Vers 6 — « Je combats pour un rêve au parfum de jasmin, »

Le jas­min : sym­bole de pure­té, d’amour déli­cat.
La guerre est reliée à une moti­va­tion poé­tique : pré­ser­ver la dou­ceur de la paix.

Vers 7 — « Pour que la France un jour, reprenant son chemin, »

France-per­son­nage, France bles­sée, France espé­rée.
On retrouve le souffle patrio­tique de Hugo dans Les Châ­ti­ments ou La Légende des siècles.

Vers 8 — « Puisse offrir aux vivants un soleil sans pareil. »

Le soleil est ici la paix retrou­vée, la liber­té.
But ultime du sacri­fice du sol­dat.


Vers 9 — « S’il faut donner mon sang pour que ton ciel flamboie, »

L’amour pour la bien-aimée est asso­cié à l’amour de la patrie.
Le sang ver­sé n’est pas vain : il a un sens lumi­neux (« flam­boie »).

Vers 10 — « Je le verse sans crainte et je me fais soldat »

L’acceptation du cou­rage : pas par rési­gna­tion, mais par convic­tion.
Le sol­dat assume son rôle, le reven­dique.

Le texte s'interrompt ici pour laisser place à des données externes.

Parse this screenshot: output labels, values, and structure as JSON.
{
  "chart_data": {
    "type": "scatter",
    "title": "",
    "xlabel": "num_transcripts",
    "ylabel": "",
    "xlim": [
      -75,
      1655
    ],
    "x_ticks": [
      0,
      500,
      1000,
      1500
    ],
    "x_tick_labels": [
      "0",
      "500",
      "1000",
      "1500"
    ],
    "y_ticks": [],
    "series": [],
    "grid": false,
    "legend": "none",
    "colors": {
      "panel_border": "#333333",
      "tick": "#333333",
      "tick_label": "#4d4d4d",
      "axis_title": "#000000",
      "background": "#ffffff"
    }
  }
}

Vers 11 — « De l’amour, du devoir, du courage et du droit. »

Quatre piliers che­va­le­resques qui rap­pellent Cyra­no.
Le « droit » signi­fie ici la jus­tice, la liber­té, l’égalité mena­cée par la guerre.


Vers 12 — « Et si mon dernier mot se perd avant l’aurore, »

L’aurore : l’espoir du len­de­main.
Mais le sol­dat envi­sage la mort : la lettre pour­rait ne jamais atteindre sa des­ti­na­taire.

Vers 13 — « Qu’il vole jusqu’à toi, plus léger qu’un éclat : »

L’éclat d’obus devient ici « éclat de lumière » ou « éclat de voix ».
Trans­mu­ta­tion poé­tique du dan­ger en mes­sage d’amour.

Vers 14 — « C’est pour l’amour, toujours, qu’un homme tient encore. »

Chute magis­trale :
L’amour est la cause, la voca­tion, la der­nière force des vivants.
Sans amour, le com­bat serait vide ; avec lui, il devient un acte noble.